L'autore della strage si raccontava nel 2013 in tribunale; gli investigatori alla ricerca di tracce per comprendere cosa abbia portato l'uomo a organizzare il piano che ha provocato la morte di 58 persone
AP

Era un giocatore compulsivo di videopoker, a cui si dedicava per tutta la notte, spendendo fino a un milione di dollari girando in ciabatte e tuta per i casinò di Las Vegas, e certe volte prendeva il Valium per controllare l'ansia. Così Stephen Paddock, l'autore della strage di Las Vegas di otto giorni fa, si descriveva in tribunale, nel 2013, durante una deposizione per una causa civile contro il Cosmopolitan Hotel.

Dai documenti del tribunale, ottenuti dalla Cnn, emerge che Paddock si descriveva come una persona sempre in movimento, che divideva il suo tempo tra California, Nevada, Texas e Florida; la sua casa era il casinò, dove "nel 95%" dei casi dormiva gratis, grazie alle carte fedeltà fornite dagli alberghi ai giocatori più incalliti. Raccontò di essere stato "il più grande giocatore di videopoker al mondo", perché "nessuno giocava più di me o più a lungo", aggiungendo che nel 2006 giocava in media "14 ore al giorno, 365 giorni all'anno". "Gioco tutta la notte e dormo il giorno"; la piscina degli alberghi? Mai usata, "non prendo il sole". Beveva raramente alcol mentre giocava, perché "devi essere nel massimo delle tue capacità".

La deposizione di Paddock è stata consegnata all'Fbi, che sta indagando per comprendere i motivi che potrebbero aver spinto l'uomo a organizzare il piano e a sparare sulla folla dalla sua stanza d'albergo al 32esimo piano, provocando 58 morti e circa 500 feriti.
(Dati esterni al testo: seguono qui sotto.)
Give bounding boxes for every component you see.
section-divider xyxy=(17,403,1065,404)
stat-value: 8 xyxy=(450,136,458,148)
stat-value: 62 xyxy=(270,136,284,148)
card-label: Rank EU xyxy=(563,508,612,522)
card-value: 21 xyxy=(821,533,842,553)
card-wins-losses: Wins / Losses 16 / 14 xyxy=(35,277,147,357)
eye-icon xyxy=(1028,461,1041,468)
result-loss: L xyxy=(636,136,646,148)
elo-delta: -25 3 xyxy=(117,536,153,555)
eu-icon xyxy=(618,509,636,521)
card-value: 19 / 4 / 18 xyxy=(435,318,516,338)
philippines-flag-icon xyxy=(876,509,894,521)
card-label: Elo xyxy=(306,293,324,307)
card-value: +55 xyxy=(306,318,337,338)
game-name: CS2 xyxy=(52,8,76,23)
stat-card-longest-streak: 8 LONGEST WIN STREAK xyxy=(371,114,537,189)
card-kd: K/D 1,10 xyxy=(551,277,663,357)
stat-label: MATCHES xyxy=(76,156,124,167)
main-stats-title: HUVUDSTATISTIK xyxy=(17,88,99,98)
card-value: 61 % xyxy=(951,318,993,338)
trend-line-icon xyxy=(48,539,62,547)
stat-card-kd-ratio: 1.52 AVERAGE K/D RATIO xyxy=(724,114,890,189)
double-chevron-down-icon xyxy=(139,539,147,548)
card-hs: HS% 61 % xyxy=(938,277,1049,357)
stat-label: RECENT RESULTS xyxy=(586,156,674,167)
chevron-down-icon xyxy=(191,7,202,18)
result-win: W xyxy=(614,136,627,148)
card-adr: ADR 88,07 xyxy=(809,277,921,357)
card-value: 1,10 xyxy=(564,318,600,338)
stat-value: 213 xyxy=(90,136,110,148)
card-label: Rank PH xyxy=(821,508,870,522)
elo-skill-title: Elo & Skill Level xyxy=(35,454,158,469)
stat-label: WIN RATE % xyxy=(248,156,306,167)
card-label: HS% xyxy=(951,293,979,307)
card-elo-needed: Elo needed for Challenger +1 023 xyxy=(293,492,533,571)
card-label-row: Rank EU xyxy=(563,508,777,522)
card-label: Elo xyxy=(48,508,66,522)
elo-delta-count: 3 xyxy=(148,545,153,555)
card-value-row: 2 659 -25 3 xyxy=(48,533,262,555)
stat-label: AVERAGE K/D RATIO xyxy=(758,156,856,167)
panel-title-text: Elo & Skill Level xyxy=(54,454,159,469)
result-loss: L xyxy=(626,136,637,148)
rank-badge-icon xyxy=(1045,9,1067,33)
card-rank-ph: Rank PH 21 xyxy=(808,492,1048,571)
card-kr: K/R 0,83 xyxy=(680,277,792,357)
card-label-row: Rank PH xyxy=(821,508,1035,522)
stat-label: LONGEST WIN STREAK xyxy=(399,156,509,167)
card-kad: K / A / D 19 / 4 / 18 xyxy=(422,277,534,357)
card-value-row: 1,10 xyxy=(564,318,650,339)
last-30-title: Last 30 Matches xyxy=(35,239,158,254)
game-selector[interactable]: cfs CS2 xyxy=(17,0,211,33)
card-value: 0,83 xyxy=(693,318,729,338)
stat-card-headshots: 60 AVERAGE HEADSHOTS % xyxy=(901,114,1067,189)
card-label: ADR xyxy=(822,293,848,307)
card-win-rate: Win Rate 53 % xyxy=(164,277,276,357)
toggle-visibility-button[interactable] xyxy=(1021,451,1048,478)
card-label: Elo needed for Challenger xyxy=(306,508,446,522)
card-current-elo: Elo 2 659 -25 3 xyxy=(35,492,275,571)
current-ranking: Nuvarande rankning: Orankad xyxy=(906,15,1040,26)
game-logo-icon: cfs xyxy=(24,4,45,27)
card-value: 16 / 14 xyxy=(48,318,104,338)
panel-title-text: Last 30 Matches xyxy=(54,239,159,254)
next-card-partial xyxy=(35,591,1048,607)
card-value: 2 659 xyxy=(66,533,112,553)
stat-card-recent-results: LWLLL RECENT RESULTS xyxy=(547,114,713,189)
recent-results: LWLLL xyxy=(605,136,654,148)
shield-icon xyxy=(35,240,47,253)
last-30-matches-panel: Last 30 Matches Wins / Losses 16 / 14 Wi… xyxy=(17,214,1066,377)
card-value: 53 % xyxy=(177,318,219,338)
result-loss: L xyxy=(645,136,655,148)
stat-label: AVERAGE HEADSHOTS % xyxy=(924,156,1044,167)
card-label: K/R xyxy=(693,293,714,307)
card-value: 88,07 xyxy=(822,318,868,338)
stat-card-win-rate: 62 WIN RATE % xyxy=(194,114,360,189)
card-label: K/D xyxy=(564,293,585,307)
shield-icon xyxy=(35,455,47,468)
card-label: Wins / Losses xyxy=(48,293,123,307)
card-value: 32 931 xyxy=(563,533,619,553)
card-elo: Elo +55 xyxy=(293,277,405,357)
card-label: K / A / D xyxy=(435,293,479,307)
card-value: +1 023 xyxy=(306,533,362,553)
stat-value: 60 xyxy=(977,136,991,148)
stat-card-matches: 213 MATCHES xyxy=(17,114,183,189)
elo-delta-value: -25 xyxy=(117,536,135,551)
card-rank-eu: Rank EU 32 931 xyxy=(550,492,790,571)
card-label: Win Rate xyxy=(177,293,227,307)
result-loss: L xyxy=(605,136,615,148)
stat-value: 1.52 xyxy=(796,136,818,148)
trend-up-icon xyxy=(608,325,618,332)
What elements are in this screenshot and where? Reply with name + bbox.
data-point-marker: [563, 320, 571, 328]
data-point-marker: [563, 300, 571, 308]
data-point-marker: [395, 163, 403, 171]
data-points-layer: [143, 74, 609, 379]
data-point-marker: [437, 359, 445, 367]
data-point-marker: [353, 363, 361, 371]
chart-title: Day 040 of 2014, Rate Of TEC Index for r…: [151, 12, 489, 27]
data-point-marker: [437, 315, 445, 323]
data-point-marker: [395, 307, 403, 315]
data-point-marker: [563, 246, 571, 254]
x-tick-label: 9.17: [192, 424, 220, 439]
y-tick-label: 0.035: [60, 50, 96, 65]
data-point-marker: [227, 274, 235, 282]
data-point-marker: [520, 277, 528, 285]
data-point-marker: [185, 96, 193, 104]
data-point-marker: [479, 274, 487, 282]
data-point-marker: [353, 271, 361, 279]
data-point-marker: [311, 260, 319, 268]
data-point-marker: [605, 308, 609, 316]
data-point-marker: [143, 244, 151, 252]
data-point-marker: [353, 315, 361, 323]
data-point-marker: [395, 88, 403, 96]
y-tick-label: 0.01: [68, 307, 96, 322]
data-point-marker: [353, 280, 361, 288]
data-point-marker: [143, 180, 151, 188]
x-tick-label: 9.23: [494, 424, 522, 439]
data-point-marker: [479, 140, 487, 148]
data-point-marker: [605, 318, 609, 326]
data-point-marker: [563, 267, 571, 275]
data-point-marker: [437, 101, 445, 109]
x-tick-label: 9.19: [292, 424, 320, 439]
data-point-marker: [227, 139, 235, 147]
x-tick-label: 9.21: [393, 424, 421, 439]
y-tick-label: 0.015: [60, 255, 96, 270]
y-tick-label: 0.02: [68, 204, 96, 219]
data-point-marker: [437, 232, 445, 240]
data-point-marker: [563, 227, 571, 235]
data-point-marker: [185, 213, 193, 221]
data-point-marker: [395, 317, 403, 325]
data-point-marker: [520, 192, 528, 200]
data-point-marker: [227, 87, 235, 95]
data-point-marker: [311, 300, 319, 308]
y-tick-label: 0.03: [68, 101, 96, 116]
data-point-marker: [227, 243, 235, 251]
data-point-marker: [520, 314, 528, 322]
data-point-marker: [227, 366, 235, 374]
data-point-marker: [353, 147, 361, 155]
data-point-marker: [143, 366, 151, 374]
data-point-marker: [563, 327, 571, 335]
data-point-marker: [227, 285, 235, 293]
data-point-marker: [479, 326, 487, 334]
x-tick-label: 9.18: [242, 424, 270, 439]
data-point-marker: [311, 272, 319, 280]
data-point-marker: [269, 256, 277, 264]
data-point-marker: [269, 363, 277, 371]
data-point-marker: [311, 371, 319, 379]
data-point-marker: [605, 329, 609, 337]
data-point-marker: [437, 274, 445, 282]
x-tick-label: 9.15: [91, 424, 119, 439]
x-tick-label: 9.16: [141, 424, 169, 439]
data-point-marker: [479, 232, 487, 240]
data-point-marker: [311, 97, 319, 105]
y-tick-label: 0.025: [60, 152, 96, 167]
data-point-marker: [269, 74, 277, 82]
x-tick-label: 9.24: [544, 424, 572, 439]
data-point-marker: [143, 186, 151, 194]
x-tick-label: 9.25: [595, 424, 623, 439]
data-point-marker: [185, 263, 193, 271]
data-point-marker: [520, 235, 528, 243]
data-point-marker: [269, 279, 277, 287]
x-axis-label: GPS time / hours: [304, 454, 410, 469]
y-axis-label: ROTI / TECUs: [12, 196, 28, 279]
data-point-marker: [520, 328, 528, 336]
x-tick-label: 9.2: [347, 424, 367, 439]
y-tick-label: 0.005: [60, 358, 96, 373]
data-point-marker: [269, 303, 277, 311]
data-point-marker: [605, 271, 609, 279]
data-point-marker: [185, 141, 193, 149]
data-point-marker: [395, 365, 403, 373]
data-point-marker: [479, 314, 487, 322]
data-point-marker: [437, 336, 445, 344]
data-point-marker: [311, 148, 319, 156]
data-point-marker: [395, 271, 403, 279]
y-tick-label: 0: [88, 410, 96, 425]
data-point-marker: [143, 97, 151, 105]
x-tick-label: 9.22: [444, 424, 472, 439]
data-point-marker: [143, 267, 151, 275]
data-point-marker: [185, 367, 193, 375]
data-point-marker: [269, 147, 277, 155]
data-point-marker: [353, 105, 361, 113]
Paddock avrebbe cercato altri possibili posti, a Chicago e Boston, dove compiere lo stesso tipo di attacco.

Tra i possibili obiettivi di Paddock ci sarebbe stato il festival di Lollapalooza a Chicago, che si è tenuto al Grant Park dal 3 al 6 agosto: secondo i media statunitensi, l'uomo avrebbe prenotato due camere di un albergo, il Blackstone Hotel, che affaccia sul parco dove era in programma, in quei giorni, il famoso festival musicale; Paddock, però, non si è mai presentato al Blackstone Hotel; secondo le fonti di Tmz, l'uomo avrebbe chiesto una stanza da cui potesse vedere il parco dove si svolgeva il festival, a cui hanno partecipato circa 400.000 persone, tra cui Malia Obama, la figlia maggiore dell'ex presidente Barack Obama. Paddock avrebbe cercato una stanza d'albergo anche a Boston, vicino al Fenway Park, lo stadio di baseball. La maggior parte degli hotel della zona, però, ha una visuale ostruita dell'impianto, o non ce l'ha affatto. Non si hanno informazioni su eventuali viaggi a Chicago o Boston, hanno detto le fonti.